Valdy Kurniawan dari Phintraco Sekuritas menambahkan, indikator Moving Average Convergence Divergence (MACD) juga memperlihatkan penyempitan kemiringan positif (positive slope), mengindikasikan tekanan teknikal yang terus meningkat. Ia bahkan memprediksi potensi terbentuknya pola evening star, sinyal kuat pembalikan tren bearish (pergerakan harga menurun). "Waspadai indikasi tersebut, jika IHSG mengalami pullback signifikan mendekati level 6.700," tegas Valdy dalam risetnya, Jumat (2/5/2025).

Ancaman penurunan IHSG ini juga dipengaruhi faktor fundamental.
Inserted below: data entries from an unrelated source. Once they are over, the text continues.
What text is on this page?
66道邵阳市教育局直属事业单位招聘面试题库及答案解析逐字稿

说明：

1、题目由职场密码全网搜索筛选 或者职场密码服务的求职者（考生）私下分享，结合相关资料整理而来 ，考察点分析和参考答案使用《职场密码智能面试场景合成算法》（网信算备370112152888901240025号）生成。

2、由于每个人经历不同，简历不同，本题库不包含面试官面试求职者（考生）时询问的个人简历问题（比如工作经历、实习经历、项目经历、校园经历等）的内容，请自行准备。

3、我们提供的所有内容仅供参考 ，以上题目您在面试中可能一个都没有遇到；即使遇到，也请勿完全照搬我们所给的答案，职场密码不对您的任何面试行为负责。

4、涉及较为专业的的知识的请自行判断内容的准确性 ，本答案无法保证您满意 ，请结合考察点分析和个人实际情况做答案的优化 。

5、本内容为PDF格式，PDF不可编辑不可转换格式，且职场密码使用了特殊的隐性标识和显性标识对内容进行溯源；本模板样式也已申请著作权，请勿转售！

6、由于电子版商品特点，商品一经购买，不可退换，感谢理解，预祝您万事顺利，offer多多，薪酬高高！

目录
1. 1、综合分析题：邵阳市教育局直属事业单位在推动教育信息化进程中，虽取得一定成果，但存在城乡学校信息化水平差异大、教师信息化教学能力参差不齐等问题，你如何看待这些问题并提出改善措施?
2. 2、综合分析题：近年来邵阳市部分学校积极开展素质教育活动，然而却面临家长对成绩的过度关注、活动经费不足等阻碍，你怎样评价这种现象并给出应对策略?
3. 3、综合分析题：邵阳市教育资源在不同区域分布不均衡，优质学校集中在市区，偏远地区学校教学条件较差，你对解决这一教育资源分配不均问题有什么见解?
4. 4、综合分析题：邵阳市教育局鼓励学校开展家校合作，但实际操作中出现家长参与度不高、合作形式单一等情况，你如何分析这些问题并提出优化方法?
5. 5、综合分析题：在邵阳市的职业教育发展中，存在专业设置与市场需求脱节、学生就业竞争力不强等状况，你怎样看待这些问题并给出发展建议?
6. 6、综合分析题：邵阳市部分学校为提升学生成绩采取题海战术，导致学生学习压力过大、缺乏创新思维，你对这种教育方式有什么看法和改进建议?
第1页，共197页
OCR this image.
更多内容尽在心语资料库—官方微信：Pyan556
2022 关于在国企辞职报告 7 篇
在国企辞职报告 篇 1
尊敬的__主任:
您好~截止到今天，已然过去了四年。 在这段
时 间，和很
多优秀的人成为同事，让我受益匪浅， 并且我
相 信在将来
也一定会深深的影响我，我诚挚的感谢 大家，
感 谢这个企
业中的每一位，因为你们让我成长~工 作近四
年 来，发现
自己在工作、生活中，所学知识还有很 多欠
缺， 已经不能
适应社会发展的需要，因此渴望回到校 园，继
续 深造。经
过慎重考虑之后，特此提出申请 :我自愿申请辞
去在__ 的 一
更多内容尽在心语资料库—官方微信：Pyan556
Para pelaku pasar tengah mencermati rilis data inflasi April 2025. Data ini krusial untuk mengkonfirmasi kekhawatiran melambatnya konsumsi domestik akibat beberapa faktor, seperti penurunan jumlah pemudik Lebaran, penghematan belanja rumah tangga, dan penundaan pengeluaran karena sentimen kebijakan tarif dari Amerika Serikat.
Selain itu, data Purchasing Managers’ Index (PMI) sektor manufaktur April 2025 juga dinantikan. Pada Maret 2025, indeks PMI tercatat 52,4, masih di atas ambang batas ekspansi 50, menunjukkan aktivitas manufaktur nasional tetap tumbuh. Namun, perkembangan selanjutnya tetap perlu dipantau ketat. Pergerakan IHSG pekan ini jelas patut diwaspadai investor.